Ça m’a permis de toucher un public plus large en effet, la diffusion télé joue. Cependant, il m’arrive d’être arrêtée dans la rue par des spectateurs qui m’ont vu ailleurs que dans Dix pour cent. Ma chance est d’avoir éclos auprès d’un plus large public avec la série et que, parallèlement à ça, ce que j’avais entamé avec le cinéma d’auteur continuait de faire son chemin. Léa Mysius dont on parlait plus tôt ne m’a pas repérée dans Dix pour cent mais dans le moyen métrage de Guillaume Brac et le court métrage La Contre-allée de Cécile Ducrocq par exemple. Pour en revenir au personnage de Noémie, au départ, ce n’était pas un personnage très engageant, il n’y avait pas de quoi avoir le coup de foudre, dans la saison 1, il est un peu monochrome… Mais, et c’est l’une des qualités de cette série, chaque épisode, chaque saison nourrit un peu plus nos personnages et dès la saison 2, il m’est apparu plus coloré. Dans la saison 3, je suis carrément vernie ! J’ai davantage de choses cocasses à jouer. Je crois aussi que notre rencontre avec Nicolas Maury (Hervé, NDLR) sur le plateau a amené quelque chose et donné envie aux autrices et auteurs de solidifier ce duo à l’écran. Cette série est devenue un véritable terrain de jeu pour moi, je m’y lâche de plus en plus, et on prend plaisir à se surprendre les uns les autres.
Quel est votre film préféré de l’année 2018 ?
Sans hésitation, Burning de Lee Chang-dong. Ça m’a renversée. Je n’ai pas compris qu’il n’ait pas été pas du palmarès à Cannes, c’était le grand absent, c’est dingue. Ce film est d’une beauté à couper le souffle. J’adorerais travailler avec ce réalisateur ! J’ai beaucoup aimé son film Oasis aussi (2003, NDLR). Il réussit à t’embarquer dans une histoire d’amour absolument folle, et tout a une saveur et une complexité extraordinaire.

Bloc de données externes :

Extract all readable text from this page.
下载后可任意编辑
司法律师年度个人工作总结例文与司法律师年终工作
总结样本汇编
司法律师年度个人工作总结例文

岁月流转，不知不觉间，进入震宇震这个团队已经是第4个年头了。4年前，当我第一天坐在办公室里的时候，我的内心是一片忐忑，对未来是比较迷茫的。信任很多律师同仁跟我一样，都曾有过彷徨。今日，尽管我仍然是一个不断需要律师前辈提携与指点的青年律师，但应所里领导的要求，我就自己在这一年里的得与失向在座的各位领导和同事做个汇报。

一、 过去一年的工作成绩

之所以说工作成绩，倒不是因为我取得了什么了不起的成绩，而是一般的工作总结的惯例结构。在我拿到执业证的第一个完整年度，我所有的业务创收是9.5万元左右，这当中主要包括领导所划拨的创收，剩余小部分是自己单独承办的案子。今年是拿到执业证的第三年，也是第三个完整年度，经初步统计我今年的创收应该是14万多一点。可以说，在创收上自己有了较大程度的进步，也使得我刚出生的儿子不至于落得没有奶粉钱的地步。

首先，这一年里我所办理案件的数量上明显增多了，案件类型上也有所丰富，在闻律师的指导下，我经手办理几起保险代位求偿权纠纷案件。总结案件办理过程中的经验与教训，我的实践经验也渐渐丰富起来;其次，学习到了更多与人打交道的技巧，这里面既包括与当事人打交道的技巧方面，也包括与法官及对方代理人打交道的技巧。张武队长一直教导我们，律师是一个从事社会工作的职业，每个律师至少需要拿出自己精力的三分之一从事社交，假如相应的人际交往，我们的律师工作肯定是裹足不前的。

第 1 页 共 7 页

Vos envies de rôles à l’avenir ?
J’adorerais jouer dans une comédie musicale, une chanteuse de rock par exemple, j’aime chanter ! Je rêve aussi de jouer dans un western, jouer une femme politique ou une magistrate…
Où vous revoit-on en 2019 ?
J’ai plusieurs projets, dont le premier long métrage de Cécile Ducrocq qui devrait s’appeler Une femme du monde, le premier film de Nicolas Maury aussi, et le film de Julie Bertuccelli, La dernière folie de Claire Darling, qui sort en février. J’imagine que le prochain film de Justine Triet va sortir en 2019, comme celui de Mohamed Hamidi, baptisé Les Footeuses pour le moment. L’agenda 2019 est bien rempli !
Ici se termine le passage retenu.